Nireus' 2010 exports leaped 30%

 

 

Mediterranean aquaculture company Nireus reported good figures for the whole previous year with a 30% increase in exports.

 

Fish sales generated EUR145.3 million (US$206.65 million), or an increase of 22.3% in value, due to better prices and higher volumes, at 32 thousand tonnes - up 15.6% in volume.

 

"In a most challenging year for the economies of Greece and Southern Europe, Nireus managed to grow exports by 30% and fish sales by 22%, to expand its market share in the Mediterranean fish farming market and to meet the challenges from the financial environment and the increase in raw material prices," said chairman and managing director Aristides Belles.

 

In the fourth quarter of last year, the firm's total sales managed to climb by 15.6% to EUR43.5 million (US$61.87 million).

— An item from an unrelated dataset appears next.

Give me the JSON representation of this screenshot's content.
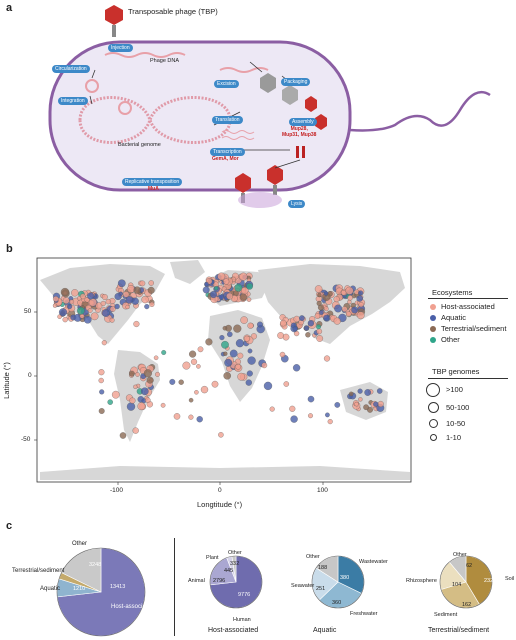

Also in Q4, fish sales were augmented by 26.1% in value and 18% in volume over Q4 of the year prior.

 

Outside of Greece, sales yielded EUR140 million (US$199.12 million), making up 76% of total sales compared with 66% in 2009. The boost in exports was ascribed to new and old markets that are both profiting from the well-positioned geographic division of Nireus' sales network and the resilient demand for its products.

 

Regarding the sale of the investment in associate company Marine Farms, the move had a negative contribution of EUR10 million (US$14.22 million) in net results. 

 

"The financial results were impacted by our divestment from Marine Farms and the reduction of the fair value of our biological inventories, while the Group managed to improve its overall business activity," Belles told.

 

Nireus also saw positive development in demand for its main products: seabass and seabream.  The country's ongoing situation is not expected to have a material effect on fish sales, as 90% of the firm's farmed fish is exported. 

 

Raw material prices for fish feed and transportation costs are expected to be higher this year.

 

Nireus, the chairman, added, lowered its production and operating costs, amplified its cash reserves with divestments and improved liquidity. These points as well as the benefit of the company's international production and sales network allowed the Group to meet the new endurance tests set forth by the market.

 

"These efforts will continue in 2011 through strict cost control, further reduction of the sales cost and strengthening of cash flows.  Our priority is to continue to successfully implement our business plan, which foresees a target on cost savings from the merger of units in major production centre and production automation, the opening of new markets and the strengthening of the Group in the adverse economic environment from the economic situation of the country," Belles concluded.